Rense.com



Russian Spy Blinded
US Intelligence To Set Up
For Korean War Invasion
http://www.voila.co.uk/News/afp/int/000630083139.fmb8i6fg.html
7-1-00
 
 
WASHINGTON (AFP) - The National Security Agency (NSA) has disclosed that a Russian spy revealed the extent of US penetration of Soviet codes in 1948, blinding US intelligence to preparations for the Korean War.
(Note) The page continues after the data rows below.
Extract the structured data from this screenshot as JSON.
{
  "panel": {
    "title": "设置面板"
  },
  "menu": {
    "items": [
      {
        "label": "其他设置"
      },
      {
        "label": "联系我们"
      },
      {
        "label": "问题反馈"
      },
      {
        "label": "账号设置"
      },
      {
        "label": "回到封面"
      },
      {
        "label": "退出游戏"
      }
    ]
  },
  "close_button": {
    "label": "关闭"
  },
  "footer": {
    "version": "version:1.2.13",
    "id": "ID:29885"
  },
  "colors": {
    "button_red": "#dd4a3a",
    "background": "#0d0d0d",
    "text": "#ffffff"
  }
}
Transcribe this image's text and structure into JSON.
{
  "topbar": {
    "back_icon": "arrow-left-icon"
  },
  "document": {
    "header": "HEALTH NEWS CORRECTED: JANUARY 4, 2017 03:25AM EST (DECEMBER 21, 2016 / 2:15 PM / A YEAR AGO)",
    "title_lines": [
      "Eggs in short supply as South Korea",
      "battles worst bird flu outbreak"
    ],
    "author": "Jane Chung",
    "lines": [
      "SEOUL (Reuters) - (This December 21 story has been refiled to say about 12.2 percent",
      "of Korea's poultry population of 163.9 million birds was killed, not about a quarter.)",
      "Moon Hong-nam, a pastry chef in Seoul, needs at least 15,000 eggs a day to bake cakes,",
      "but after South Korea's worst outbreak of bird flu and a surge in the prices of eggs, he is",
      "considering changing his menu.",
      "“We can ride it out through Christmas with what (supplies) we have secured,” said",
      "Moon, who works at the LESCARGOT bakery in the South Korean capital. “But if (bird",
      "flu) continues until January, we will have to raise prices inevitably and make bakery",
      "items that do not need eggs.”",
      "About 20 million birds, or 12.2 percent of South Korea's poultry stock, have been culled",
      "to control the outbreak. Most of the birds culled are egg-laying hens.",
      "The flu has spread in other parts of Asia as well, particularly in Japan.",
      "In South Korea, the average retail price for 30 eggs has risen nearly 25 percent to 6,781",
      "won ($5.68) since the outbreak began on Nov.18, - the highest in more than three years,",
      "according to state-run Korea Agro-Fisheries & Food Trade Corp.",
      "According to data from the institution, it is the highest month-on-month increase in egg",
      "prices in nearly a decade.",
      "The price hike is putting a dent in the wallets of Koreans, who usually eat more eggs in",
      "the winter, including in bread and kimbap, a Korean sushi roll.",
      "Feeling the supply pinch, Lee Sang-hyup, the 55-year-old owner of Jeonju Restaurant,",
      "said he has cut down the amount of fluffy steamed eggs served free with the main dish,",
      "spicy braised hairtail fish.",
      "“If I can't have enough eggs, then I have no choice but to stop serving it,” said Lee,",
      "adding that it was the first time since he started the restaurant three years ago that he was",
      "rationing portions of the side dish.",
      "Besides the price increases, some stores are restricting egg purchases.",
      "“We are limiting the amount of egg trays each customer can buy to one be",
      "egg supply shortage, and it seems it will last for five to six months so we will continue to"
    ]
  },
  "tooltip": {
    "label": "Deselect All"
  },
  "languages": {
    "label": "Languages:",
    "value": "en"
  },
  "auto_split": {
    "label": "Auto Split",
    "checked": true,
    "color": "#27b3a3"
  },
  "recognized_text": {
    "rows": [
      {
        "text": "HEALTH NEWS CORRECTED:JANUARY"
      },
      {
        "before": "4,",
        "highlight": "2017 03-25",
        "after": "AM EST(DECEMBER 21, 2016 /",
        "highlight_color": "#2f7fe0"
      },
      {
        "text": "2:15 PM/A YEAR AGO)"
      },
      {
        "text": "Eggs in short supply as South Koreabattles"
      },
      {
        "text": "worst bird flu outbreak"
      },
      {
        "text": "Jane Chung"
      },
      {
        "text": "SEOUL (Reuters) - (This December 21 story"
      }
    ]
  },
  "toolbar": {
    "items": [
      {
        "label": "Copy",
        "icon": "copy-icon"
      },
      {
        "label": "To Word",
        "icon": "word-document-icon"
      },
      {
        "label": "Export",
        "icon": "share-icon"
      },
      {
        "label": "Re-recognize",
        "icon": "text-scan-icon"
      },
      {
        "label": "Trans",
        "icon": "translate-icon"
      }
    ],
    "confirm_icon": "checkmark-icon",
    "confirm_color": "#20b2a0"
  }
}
The NSA report, which was declassified Wednesday, described the incident as "perhaps the most significant intelligence loss in US history."
 
It identified the spy as William Weisband, a native Russian speaker who worked for the US Armed Forces Security Agency, the precursor to the super-secret NSA which specializes in electronic eavesdropping.
 
How North Korea was able to surprise the United States by invading South Korea on June 25, 1950 has long been one of the great unanswered questions of the war.
 
Historians have long argued that a speech by then-Secretary of State Dean Acheson placing South Korea outside the US defense perimeter in the Pacific was the green light for the invasion.
 
But the NSA report, written by the agency's historian David Hatch, makes the case that nothing was known about North Korean preparations for war because US intelligence was working in the dark.
 
Weisband's betrayal had effectively crippled US intelligence's ability to eavesdrop on Soviet communications, according to the report.
 
An army intelligence agency had broken the codes used by the Soviet military, police and industry after World War II "and was building a remarkably complete picture of the Soviet national security posture," the report said.
 
"Then during 1948, in rapid succession, every one of these cipher systems went dark," it said.
 
So complete was the loss, which occurred over several months, that US cryptoanalysts referred to it as "Black Friday," the report said.
 
"US cryptologic agencies took steps to recover, but this dreary situation continued up to the Korean War, denying American policymakers access to vital decrypts in this critical period," the report said.
 
The report said Weisband was recruited by the KGB in 1934 and served with the Army Security Agency during World War II and later with the Armed Forces Security Agency.
 
"Although in the 1950s the FBI uncovered information alleging espionage activity by Weisband in the early 1940s, he was never charged with espionage," it said. "Weisband lost his job with the NSA and served a year in prison for contempt of a grand jury."